How the Technology Works
Geothermal energy comes from heat that naturally exists deep underground. For decades, geothermal power plants only worked in a handful of places where that heat was readily accessible—mostly in the western United States, particularly California, which currently generates two-thirds of America's geothermal power.
The new approach borrows drilling techniques from the oil and gas industry to reach that heat in places where it was not previously practical to tap. The wells operate as closed loops: water circulates down into hot rock formations and back up again, carrying heat that can drive turbines to make electricity or can be used directly to heat and cool buildings.
Because the wells use technology that oil companies have perfected over decades, the work can be done more affordably and quickly than drilling entirely new geothermal wells in untouched ground.
What's Changing at the Government Level
Oklahoma is updating its state laws to make it easier for companies to legally acquire old oil and gas wells specifically for geothermal conversion. One project has already received the first state permit in Oklahoma for this type of well conversion, creating a legal pathway for others to follow.
The federal government has also updated its regulations for geothermal development on public lands. This provides a framework for how well conversions can move forward on lands managed by the federal government.
Why Companies Care
Major oil and gas companies are paying attention. Chevron is developing a geothermal project in Nevada. ExxonMobil has set targets to reduce emissions from its operations by 2050, and geothermal conversion offers a way for these companies to generate clean energy from their existing wells while working toward those goals.
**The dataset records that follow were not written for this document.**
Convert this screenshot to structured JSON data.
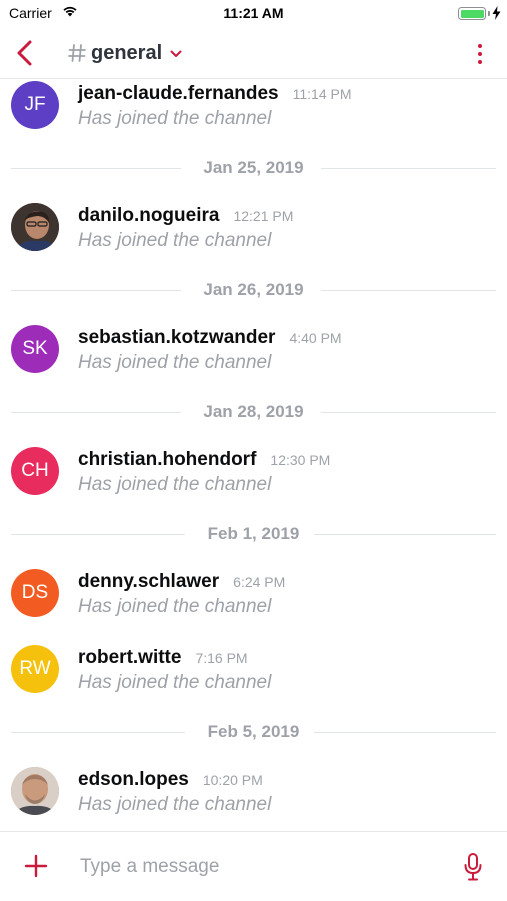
{
  "status_bar": {
    "carrier": "Carrier",
    "time": "11:21 AM",
    "icons": [
      "wifi-icon",
      "battery-icon",
      "charging-bolt-icon"
    ]
  },
  "header": {
    "back_icon": "chevron-left-icon",
    "channel_prefix_icon": "hash-icon",
    "channel_name": "general",
    "dropdown_icon": "chevron-down-icon",
    "menu_icon": "kebab-menu-icon"
  },
  "messages": [
    {
      "type": "message",
      "initials": "JF",
      "avatar_color": "#5c3fc4",
      "username": "jean-claude.fernandes",
      "time": "11:14 PM",
      "text": "Has joined the channel"
    },
    {
      "type": "separator",
      "label": "Jan 25, 2019"
    },
    {
      "type": "message",
      "initials": "",
      "avatar_color": "#6d5a4d",
      "photo": true,
      "username": "danilo.nogueira",
      "time": "12:21 PM",
      "text": "Has joined the channel"
    },
    {
      "type": "separator",
      "label": "Jan 26, 2019"
    },
    {
      "type": "message",
      "initials": "SK",
      "avatar_color": "#9d2db8",
      "username": "sebastian.kotzwander",
      "time": "4:40 PM",
      "text": "Has joined the channel"
    },
    {
      "type": "separator",
      "label": "Jan 28, 2019"
    },
    {
      "type": "message",
      "initials": "CH",
      "avatar_color": "#e82c5d",
      "username": "christian.hohendorf",
      "time": "12:30 PM",
      "text": "Has joined the channel"
    },
    {
      "type": "separator",
      "label": "Feb 1, 2019"
    },
    {
      "type": "message",
      "initials": "DS",
      "avatar_color": "#f25c22",
      "username": "denny.schlawer",
      "time": "6:24 PM",
      "text": "Has joined the channel"
    },
    {
      "type": "message",
      "initials": "RW",
      "avatar_color": "#f5c10d",
      "username": "robert.witte",
      "time": "7:16 PM",
      "text": "Has joined the channel"
    },
    {
      "type": "separator",
      "label": "Feb 5, 2019"
    },
    {
      "type": "message",
      "initials": "",
      "avatar_color": "#c49a7e",
      "photo": true,
      "username": "edson.lopes",
      "time": "10:20 PM",
      "text": "Has joined the channel"
    }
  ],
  "composer": {
    "add_icon": "plus-icon",
    "placeholder": "Type a message",
    "mic_icon": "microphone-icon"
  },
  "colors": {
    "accent": "#cb1b3d",
    "muted_text": "#9ea2a8",
    "separator_line": "#e1e5e8"
  }
}
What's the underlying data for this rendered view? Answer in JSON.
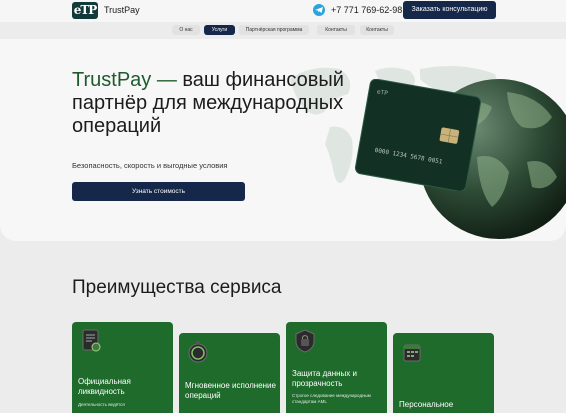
{
  "header": {
    "logo_mark": "eTP",
    "brand": "TrustPay",
    "phone": "+7 771 769-62-98",
    "cta_label": "Заказать консультацию",
    "icons": {
      "messenger": "telegram-icon"
    }
  },
  "nav": {
    "items": [
      {
        "label": "О нас",
        "active": false
      },
      {
        "label": "Услуги",
        "active": true
      },
      {
        "label": "Партнёрская программа",
        "active": false
      },
      {
        "label": "Контакты",
        "active": false
      },
      {
        "label": "Контакты",
        "active": false
      }
    ]
  },
  "hero": {
    "title_brand": "TrustPay —",
    "title_rest": "ваш финансовый партнёр для международных операций",
    "subtitle": "Безопасность, скорость и выгодные условия",
    "cta_label": "Узнать стоимость",
    "card_number": "0000 1234 5678 0051"
  },
  "advantages": {
    "title": "Преимущества сервиса",
    "items": [
      {
        "label": "Официальная ликвидность",
        "desc": "Деятельность ведётся",
        "icon": "document-icon"
      },
      {
        "label": "Мгновенное исполнение операций",
        "desc": "",
        "icon": "stopwatch-icon"
      },
      {
        "label": "Защита данных и прозрачность",
        "desc": "Строгое следование международным стандартам AML",
        "icon": "lock-icon"
      },
      {
        "label": "Персональное",
        "desc": "",
        "icon": "calendar-icon"
      }
    ]
  },
  "colors": {
    "accent_navy": "#16284a",
    "brand_green": "#1e5a2e",
    "card_green": "#1f6b2c"
  }
}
The appeal is straightforward: a well that is already paid for and already exists in the ground becomes a new source of revenue instead of a liability sitting idle. At the same time, it helps energy companies reduce their carbon footprint.
The broader context here matters. When the commercial internet emerged in the 1990s, new networks did not have to be built from nothing. They could use the telephone infrastructure that telephone companies had already laid into the ground. That existing foundation made scaling possible much faster than would have been the case from zero. Old oil wells represent a similar kind of existing foundation for geothermal energy—infrastructure already in place that can be repurposed for a new use.
What the Numbers Suggest
The Department of Energy projects that advanced geothermal technologies could deliver between 90 and 300 gigawatts of power generation capacity in the United States by 2050. This includes both traditional geothermal plants and converted oil wells.
For context, that is roughly equivalent to the total electrical output of 90 to 300 large coal or nuclear power plants. Whether the well conversion approach actually reaches those levels will depend on how quickly the technology scales, how costs decline, and whether state and federal regulatory frameworks keep pace.
Researchers are also studying whether this approach could work internationally—in Canada and the Middle East, for example—suggesting the potential market extends beyond U.S. borders.
The convergence of federal funding, new state regulations, and corporate interest indicates that well conversion is beginning to move from research laboratories into real-world deployment. What happens over the next few years will show whether this becomes a meaningful part of America's shift to clean energy or remains a smaller piece of the overall transition.